The Biden administration has also said that payments from tech companies can violate net neutrality principles, saying “it is difficult to see how a system of mandatory payments imposed on only a subset of content providers could be enforced without compromising net neutrality.” of the network”.

Nonetheless, USTelecom pointed to the Biden administration’s comments in its proposal to charge Big Tech companies to a central fund like the current Universal Service Fund (USF) run by the Federal Communications Commission.

“We agree with the US government’s position that rather than payments to proposed EU broadband providers, such ‘publicly accountable’ funding schemes can better ensure that resources are dedicated to key policy objectives, such as improve access and strengthen network security, while avoiding discriminatory measures that distort competition,'” Spalter wrote.

Lots of opposition to Big Tech payments

However, the Biden administration’s comments did not require tech companies to put money into a government-run fund. The paper noted that “the US approach to financing broadband infrastructure improvements involves private investment, a national universal service fund, and significant public funding from general appropriations,” but did not advocate any changes to who pays in the bottom.

Meta, Google and Netflix have criticized Europe’s billing claims, saying ISPs are trying to charge twice for the same service. Big tech companies also point out that they invest heavily in content delivery networks that reduce the stress on ISP services.

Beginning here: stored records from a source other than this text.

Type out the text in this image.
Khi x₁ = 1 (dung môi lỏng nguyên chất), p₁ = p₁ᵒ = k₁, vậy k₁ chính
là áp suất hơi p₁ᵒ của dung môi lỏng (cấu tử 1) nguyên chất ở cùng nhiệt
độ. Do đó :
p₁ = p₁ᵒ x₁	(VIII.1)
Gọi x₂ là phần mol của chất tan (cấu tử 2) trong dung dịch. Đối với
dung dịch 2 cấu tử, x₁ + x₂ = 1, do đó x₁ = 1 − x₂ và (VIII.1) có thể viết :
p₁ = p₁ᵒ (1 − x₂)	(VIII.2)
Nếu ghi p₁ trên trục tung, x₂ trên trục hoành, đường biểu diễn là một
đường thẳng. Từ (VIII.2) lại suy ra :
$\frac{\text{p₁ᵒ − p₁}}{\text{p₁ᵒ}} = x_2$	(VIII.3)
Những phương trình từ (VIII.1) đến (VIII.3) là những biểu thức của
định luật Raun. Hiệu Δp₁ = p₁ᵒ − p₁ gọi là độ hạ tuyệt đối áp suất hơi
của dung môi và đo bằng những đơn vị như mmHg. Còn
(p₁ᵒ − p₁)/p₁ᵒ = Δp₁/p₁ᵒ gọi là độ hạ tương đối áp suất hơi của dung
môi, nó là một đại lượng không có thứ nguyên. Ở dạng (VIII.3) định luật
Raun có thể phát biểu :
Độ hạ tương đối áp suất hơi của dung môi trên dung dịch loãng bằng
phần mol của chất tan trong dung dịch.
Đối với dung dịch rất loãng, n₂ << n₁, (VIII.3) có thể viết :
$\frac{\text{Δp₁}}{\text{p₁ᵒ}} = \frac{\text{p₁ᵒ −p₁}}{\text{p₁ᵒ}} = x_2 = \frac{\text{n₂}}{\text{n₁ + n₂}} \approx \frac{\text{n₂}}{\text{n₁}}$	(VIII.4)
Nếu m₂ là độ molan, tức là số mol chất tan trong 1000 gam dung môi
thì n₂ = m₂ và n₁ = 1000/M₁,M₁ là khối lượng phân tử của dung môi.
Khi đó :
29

The Body of European Regulators for Electronic Communications (BEREC) has taken a similar stance, saying it has found no evidence of “free-riding” by technology companies or evidence that ISP costs are not fully covered.

The Biden administration’s comments on the EU proposal also said that collecting revenue from online content providers could harm the global internet ecosystem. “We urge caution in case the EU considers any new funding mechanisms that could disrupt the current internet ecosystem, which has successfully adapted to evolving market and technological conditions over time. Internet traffic is globally, which raises questions about a country’s ability to raise revenue from foreign content providers; if many countries took this route it would likely be unsustainable,” the US government said.